More crowded than most other Slovenian towns as tour groups love this place, which subsequently pushes up the price of coffee, food, etc., however, it is a sight for sore eyes. 

You can visit Bled Island by boat, walk up to Bled Castle for some spectacular views, or cycle around Lake Bled itself. 

I opted for laying next to the lake on a picnic blanket while eating strawberries and drinking local beer with a friend. We watched the world go by, and went for a dip in the lake as professional rowers glided past. (The lake is also very much frequented by those who enjoy the core strain of Stand Up Paddleboarding).  

Go chasing gorgeous gorges - sitting 10 minutes from Bled is the 1.6 km long Vintgar Gorge. At €10 entrance, it’s a bit steep. But it’s a nice hour and a half spent walking to-and-fro next to blues and greens so blue and green you wonder whether it’s photoshopped. 

Most na Soci: One night

From Lake Bled to Most na Soci: When I told my Bled Airbnb host that I was going to Most na Soci, she said, “Wow excellent choice.”

That excited me as she was native to the area. 

“But it’s a nightmare to get there,” she added. 

Luckily, at this point we had a car. A car is a good idea if you’re heading into the Julian Alps and up to the Soca Valley. Buses are infrequent, so hiring a car might just be the best way for you to see more in a short amount of time. 

Still, getting to Most na Soci was a bit of a nightmare. Only because you must cross a mountain to get there. And the pass is hella scary. Defined by sharp twists and turns, be sure to be well rested and focused when you take it on as even the slightest lapse in concentration might cost you.
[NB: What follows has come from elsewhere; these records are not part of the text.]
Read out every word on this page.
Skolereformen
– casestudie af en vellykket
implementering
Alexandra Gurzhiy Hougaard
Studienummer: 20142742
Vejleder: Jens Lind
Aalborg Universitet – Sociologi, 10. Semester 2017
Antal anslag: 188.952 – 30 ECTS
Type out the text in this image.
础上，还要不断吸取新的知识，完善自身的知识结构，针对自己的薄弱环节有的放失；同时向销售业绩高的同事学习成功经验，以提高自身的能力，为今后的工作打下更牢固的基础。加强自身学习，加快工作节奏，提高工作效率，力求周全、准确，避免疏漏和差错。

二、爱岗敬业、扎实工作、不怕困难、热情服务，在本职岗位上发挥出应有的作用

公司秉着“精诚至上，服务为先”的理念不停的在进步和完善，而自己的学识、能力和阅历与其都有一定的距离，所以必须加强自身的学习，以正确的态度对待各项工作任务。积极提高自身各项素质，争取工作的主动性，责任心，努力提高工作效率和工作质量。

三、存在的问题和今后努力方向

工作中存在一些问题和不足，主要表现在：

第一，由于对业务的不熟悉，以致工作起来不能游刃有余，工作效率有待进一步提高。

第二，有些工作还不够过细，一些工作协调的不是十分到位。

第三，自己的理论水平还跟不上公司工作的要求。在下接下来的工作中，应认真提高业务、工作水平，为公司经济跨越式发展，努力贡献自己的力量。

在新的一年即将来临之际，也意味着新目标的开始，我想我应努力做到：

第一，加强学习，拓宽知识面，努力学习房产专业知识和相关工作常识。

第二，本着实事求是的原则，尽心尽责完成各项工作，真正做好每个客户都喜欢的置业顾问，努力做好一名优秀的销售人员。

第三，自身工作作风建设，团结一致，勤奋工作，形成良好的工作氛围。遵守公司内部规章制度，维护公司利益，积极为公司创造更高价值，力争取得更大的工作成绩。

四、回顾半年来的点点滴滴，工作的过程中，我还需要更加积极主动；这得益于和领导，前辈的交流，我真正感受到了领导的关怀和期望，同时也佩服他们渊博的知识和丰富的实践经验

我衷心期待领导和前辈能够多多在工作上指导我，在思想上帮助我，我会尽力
Or the safer option: You can also load your car or just yourself onto a train from Bled Jezero railway station and head straight to the tiny town of Most na Soci. 

Such a tiny town. 

There is, almost, nothing there. 

READ: I travelled all the way to the Slovenian Alps because of a chef – and then didn’t eat at her restaurant 

The town has two restaurants. So I ate pizza for lunch and for dinner at the very same place. (Not really complaining, though).

Besides, the other restaurant was reviewed as “disgusting” on TripAdvisor, so it really didn't entice me as a customer. 

Here, I had my 'cabin the the woods' experience as I booked a cute little cabin at Guesthouse Sterk, a lovely stay overlooking the Most na Soci town. 

Sometimes a ‘nothing town’ can really be something.  

Kobarid: Two nights

(Or stay here for an entire week and explore all the surrounding towns like Bovec, using Kobarid as your base.) 

From Most na Soci to Kobarid: A quick 25-minute drive away sits the gateway to the Soca River and its many water sports – it’s known for rafting and kayaking, in particular.

The town is just as charming as Most na Soci, however as it caters more to outsiders, it has excellent restaurants and supermarkets that offer you a variety of dining and self-catering options. 

Hiking is just as big here as there are various trails scattered throughout these mountains. And be sure to walk to the refreshing Slap Kozjak waterfall (also costs €4) - another idyllic interaction with the greens and blues of the area.

Why Slovenia? To reiterate: all the blues and all the greens.